1. The term of a residential lease agreement is over, is the landlord allowed to evict the tenant?

If the parties do not agree to renew the lease, same converts to a month to month tenancy. As such, on that basis alone, a residential tenant cannot be evicted if they are protected by the NJ Anti-Eviction Act. This act provides that a residential tenant may not be evicted except for the following reasons: non-payment of rent, violation of lease rules and covenants, habitual late payment of rent, owner occupancy and certain enumerated criminal offenses. A landlord can, however, make reasonable changes to the lease terms including the amount of rent on the anniversary date.

2. If a tenant leaves behind personal property, can the landlord keep it?

Pursuant to the Abandoned Property Act, landlords are required to provide notice to the tenant as well as store and protect that property for 30 days following the eviction or vacancy of the premises. The abandoned property may be removed from the premises to a storage unit. All costs for storing and protecting any property are the responsibility of the tenant. Thirty days following the notice, the landlord may sell, keep or dispose of the abandoned property. The profits from any sales can be applied towards the balance of any unpaid rent. Failure to provide notice to a tenant may result in action by the tenant for loss or damage to their personal property. The Abandoned Property Act does not apply to commercial tenancies if there is a provision in the lease providing for the disposition of the tenant’s property at the end of the lease.

3. Is a landlord able to lock-out a tenant and/or retain their personal property?

Only in some very limited situations is a landlord able to do so. Holding property as security for payment of debt is considered distraint and the landlord can end up being sued by the tenant.
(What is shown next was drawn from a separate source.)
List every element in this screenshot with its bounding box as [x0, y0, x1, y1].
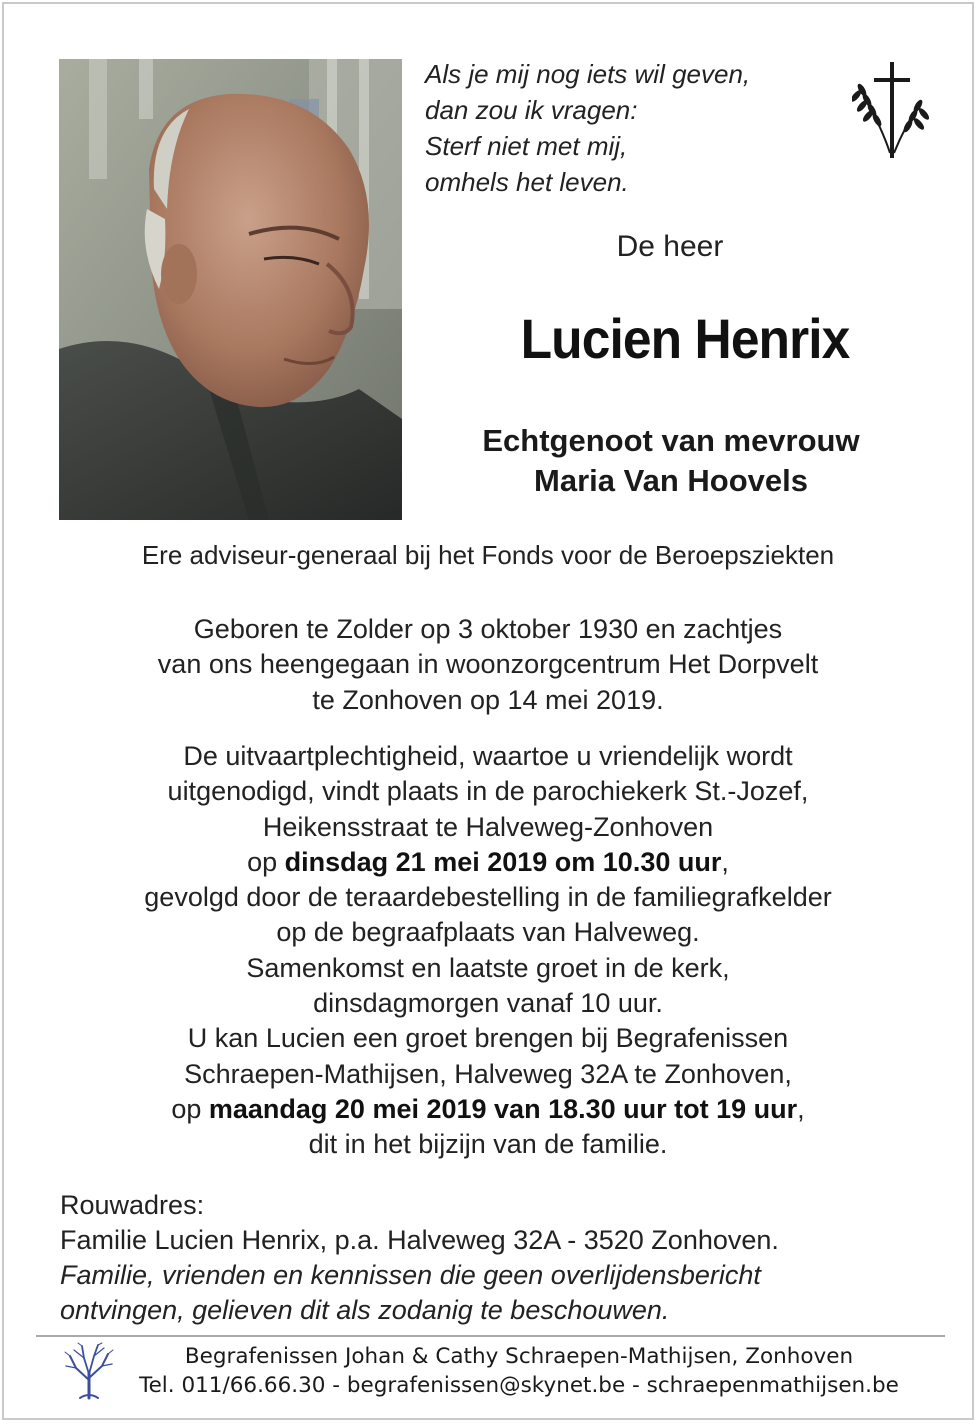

New Jersey permits distraint when authorized by law for commercial tenancies only.

4. Can a residential tenant live rent free in a unit that is illegal or not permitted under zoning?
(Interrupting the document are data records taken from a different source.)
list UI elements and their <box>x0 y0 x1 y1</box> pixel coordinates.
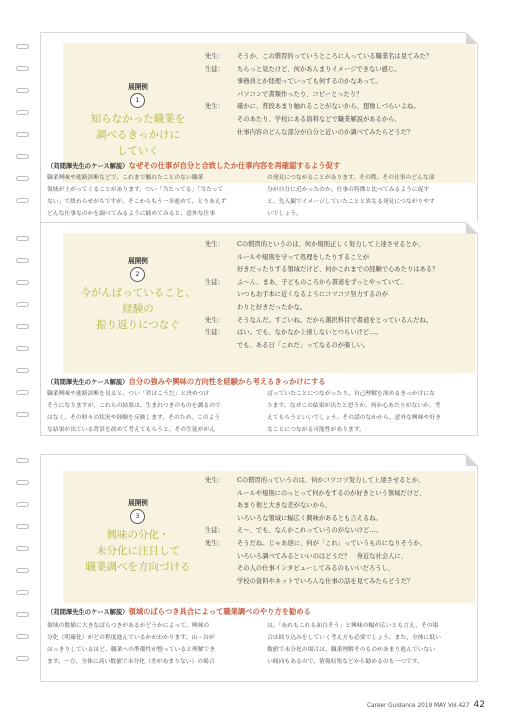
binder-ring <box>16 258 29 263</box>
speaker: 生徒： <box>205 329 224 337</box>
dialog-line <box>205 563 477 576</box>
comment-prefix: （苅間澤先生のケース解説） <box>47 609 129 616</box>
speaker: 先生： <box>205 316 224 324</box>
utterance: 事務員とか経理っていっても何するのかなあって。 <box>237 78 382 86</box>
comment-title: 領域のばらつき具合によって職業調べのやり方を勧める <box>128 607 311 616</box>
utterance: でも、ある日「これだ」ってなるのが楽しい。 <box>237 341 370 349</box>
binder-ring <box>16 502 29 507</box>
case-card-3 <box>40 454 478 682</box>
dialog-line <box>205 89 477 102</box>
utterance: ルールや規則にのっとって何かをするのが好きという領域だけど、 <box>237 489 426 497</box>
comment-title: 自分の強みや興味の方向性を経験から考えるきっかけにする <box>128 377 326 386</box>
case-2-dialog <box>205 239 477 352</box>
utterance: あまり他と大きな差がないから、 <box>237 502 332 510</box>
comment-line: 領域の数値に大きなばらつきがあるかどうかによって、興味の <box>47 623 210 629</box>
utterance: Cの慣習的っていうのは、何かコツコツ努力して上達させるとか、 <box>237 477 425 484</box>
case-2-label: 展開例 <box>128 257 148 265</box>
utterance: ふ〜ん、まあ、子どものころから書道をずっとやっていて、 <box>237 278 407 286</box>
dialog-line <box>205 513 477 526</box>
dialog-line <box>205 114 477 127</box>
comment-line: と、先入観でイメージしていたことと異なる発見につながりやす <box>267 198 435 205</box>
case-3-comment-left <box>47 621 247 669</box>
case-3-number: 3 <box>130 509 145 524</box>
speaker: 先生： <box>205 539 224 547</box>
dialog-line <box>205 500 477 513</box>
case-2-comment-left <box>47 389 247 437</box>
binder-ring <box>16 368 29 373</box>
comment-line: い傾向もあるので、情報収集などから勧めるのも一つです。 <box>267 658 423 665</box>
binder-ring <box>16 346 29 351</box>
binder-ring <box>16 480 29 485</box>
dialog-line <box>205 475 477 488</box>
utterance: はい。でも、なかなか上達しないとつらいけど…。 <box>237 329 382 337</box>
comment-line: 職業興味や進路診断を見ると、つい「君はこうだ」と決めつけ <box>47 391 210 397</box>
comment-line: ます。一方、全体に高い数値で未分化（差があまりない）の場合 <box>47 658 215 665</box>
dialog-line <box>205 264 477 277</box>
binder-ring <box>16 132 29 137</box>
binder-ring <box>16 198 29 203</box>
comment-line: な結果が出ている背景を改めて考えてもらうと、その生徒ががん <box>47 426 216 433</box>
utterance: 学校の資料やネットでいろんな仕事の話を見てみたらどうだ？ <box>237 577 414 585</box>
binder-ring <box>16 302 29 307</box>
speaker: 先生： <box>205 477 224 484</box>
case-3-label: 展開例 <box>128 499 148 507</box>
binder-ring <box>16 88 29 93</box>
utterance: ちらっと見たけど、何かあんまりイメージできない感じ。 <box>237 65 401 73</box>
comment-title: なぜその仕事が自分と合致したか仕事内容を再確認するよう促す <box>128 161 341 170</box>
binder-ring <box>16 590 29 595</box>
comment-line: どんな仕事なのかを調べてみるように勧めてみると、意外な仕事 <box>47 210 216 217</box>
dialog-line <box>205 101 477 114</box>
binder-ring <box>16 280 29 285</box>
comment-line: いでしょう。 <box>267 210 302 217</box>
case-1-number: 1 <box>130 93 145 108</box>
dialog-line <box>205 551 477 564</box>
comment-line: ばっていたことにつながったり、自己理解を深めるきっかけにな <box>267 391 435 397</box>
utterance: そうだね。じゃあ逆に、何が「これ」っていうものになりそうか、 <box>237 539 426 547</box>
comment-prefix: （苅間澤先生のケース解説） <box>47 163 129 170</box>
dialog-line <box>205 327 477 340</box>
case-1-dialog <box>205 51 477 139</box>
speaker: 生徒： <box>205 278 224 286</box>
speaker: 先生： <box>205 53 224 60</box>
utterance: 確かに、普段あまり触れることがないから、想像しづらいよね。 <box>237 103 420 111</box>
utterance: え〜、でも、なんかこれっていうのがないけど…。 <box>237 527 382 535</box>
case-2-comment-heading <box>47 377 326 387</box>
case-3-dialog <box>205 475 477 588</box>
dialog-line <box>205 576 477 589</box>
binder-ring <box>16 110 29 115</box>
utterance: ルールや規則を守って処理をしたりすることが <box>237 253 370 261</box>
utterance: そうか、この慣習的っていうところに入っている職業名は見てみた？ <box>237 53 433 60</box>
speaker: 生徒： <box>205 65 224 73</box>
binder-ring <box>16 412 29 417</box>
case-2-number: 2 <box>130 267 145 282</box>
binder-ring <box>16 612 29 617</box>
comment-line: 数値で未分化の場合は、職業理解そのものがあまり進んでいない <box>267 646 436 653</box>
dialog-line <box>205 289 477 302</box>
dialog-line <box>205 488 477 501</box>
case-3-dialog-panel <box>63 471 475 603</box>
comment-line: ります。なぜこの結果が出たと思うか、何か心あたりがないか、考 <box>267 402 441 409</box>
case-1-comment-heading <box>47 161 340 171</box>
comment-line: 分が自分に近かったのか、仕事の特徴と比べてみるように促す <box>267 186 430 193</box>
case-2-comment-right <box>267 389 467 437</box>
comment-line: そうになりますが、これらの結果は、生まれつきのものを測るので <box>47 402 221 409</box>
comment-line: はなく、その時々の状況や経験を反映します。そのため、このよう <box>47 414 221 421</box>
comment-line: 領域が上がってくることがあります。つい「当たってる」「当たって <box>47 186 224 193</box>
binder-ring <box>16 546 29 551</box>
speaker: 先生： <box>205 241 224 248</box>
page-footer <box>367 700 485 710</box>
dialog-line <box>205 277 477 290</box>
dialog-line <box>205 525 477 538</box>
comment-line: 職業興味や進路診断などで、これまで触れたことのない職業 <box>47 175 204 181</box>
binder-ring <box>16 524 29 529</box>
comment-line: 合は絞り込みをしていく考え方も必要でしょう。また、全体に低い <box>267 634 441 641</box>
utterance: 好きだったりする領域だけど、何かこれまでの経験で心あたりはある？ <box>237 266 439 274</box>
case-2-title: 今がんばっていること、 経験の 振り返りにつなぐ <box>80 287 196 331</box>
binder-ring <box>16 324 29 329</box>
binder-ring <box>16 656 29 661</box>
page-number: 42 <box>473 700 485 710</box>
binder-ring <box>16 176 29 181</box>
magazine-issue: Career Guidance 2019 MAY Vol.427 <box>366 703 470 709</box>
case-1-title: 知らなかった職業を 調べるきっかけに していく <box>90 113 186 157</box>
case-3-comment-heading <box>47 607 311 617</box>
dialog-line <box>205 51 477 64</box>
speaker: 先生： <box>205 103 224 111</box>
binder-ring <box>16 634 29 639</box>
dialog-line <box>205 538 477 551</box>
dialog-line <box>205 315 477 328</box>
comment-line: の発見につながることがあります。その際、その仕事のどんな部 <box>267 175 435 181</box>
case-3-title: 興味の分化・ 未分化に注目して 職業調べを方向づける <box>85 529 191 573</box>
utterance: Cの慣習的というのは、何か規則正しく努力して上達させるとか、 <box>237 241 425 248</box>
utterance: そのあたり、学校にある資料などで職業解説があるから、 <box>237 115 401 123</box>
dialog-line <box>205 76 477 89</box>
case-1-comment-left <box>47 173 247 221</box>
comment-prefix: （苅間澤先生のケース解説） <box>47 379 129 386</box>
comment-line: なことにつながる可能性があります。 <box>267 426 365 433</box>
utterance: その人の仕事インタビューしてみるのもいいだろうし、 <box>237 565 395 573</box>
case-2-dialog-panel <box>63 233 475 373</box>
case-card-1 <box>40 32 478 224</box>
comment-line: 分化（明確化）がどの程度進んでいるかがわかります。山・谷が <box>47 634 215 641</box>
utterance: いろいろな領域に幅広く興味があるとも言えるね。 <box>237 514 382 522</box>
binder-ring <box>16 154 29 159</box>
binder-ring <box>16 236 29 241</box>
comment-line: は、「あれもこれも面白そう」と興味の幅が広いとも言え、その場 <box>267 623 439 629</box>
case-card-2 <box>40 222 478 436</box>
utterance: パソコンで書類作ったり、コピーとったり？ <box>237 90 363 98</box>
comment-line: はっきりしているほど、職業への準備性が整っていると理解でき <box>47 646 216 653</box>
case-1-comment-right <box>267 173 467 221</box>
utterance: そうなんだ。すごいね。だから選択科目で書道をとっているんだね。 <box>237 316 433 324</box>
comment-line: ない」で終わらせがちですが、そこからもう一歩進めて、とりあえず <box>47 198 227 205</box>
dialog-line <box>205 252 477 265</box>
binder-ring <box>16 458 29 463</box>
case-3-comment-right <box>267 621 467 669</box>
utterance: いつもお手本に近くなるようにコツコツ努力するのが <box>237 291 388 299</box>
binder-ring <box>16 568 29 573</box>
speaker: 生徒： <box>205 527 224 535</box>
dialog-line <box>205 64 477 77</box>
binder-ring <box>16 44 29 49</box>
utterance: 仕事内容のどんな部分が自分と近いのか調べてみたらどうだ？ <box>237 128 414 136</box>
case-1-label: 展開例 <box>128 83 148 91</box>
utterance: わりと好きだったかな。 <box>237 303 307 311</box>
utterance: いろいろ調べてみるといいのはどうだ？ 身近な社会人に、 <box>237 552 408 560</box>
comment-line: えてもらうといいでしょう。その話のなかから、意外な興味や好き <box>267 414 441 421</box>
dialog-line <box>205 302 477 315</box>
dialog-line <box>205 127 477 140</box>
binder-ring <box>16 66 29 71</box>
dialog-line <box>205 340 477 353</box>
dialog-line <box>205 239 477 252</box>
binder-ring <box>16 390 29 395</box>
A tenant is not allowed to receive a windfall by being permitted to reside in a premises, whether or not the unit is illegal, rent free. A tenant may be permitted an abatement, but they are not entitled to live rent free, especially if the premises is habitable. However, the landlord may be required to pay reasonable relocation assistance to the tenant if the town has an ordinance requiring there be assistance to the tenant if they are evicted due to illegal occupancy.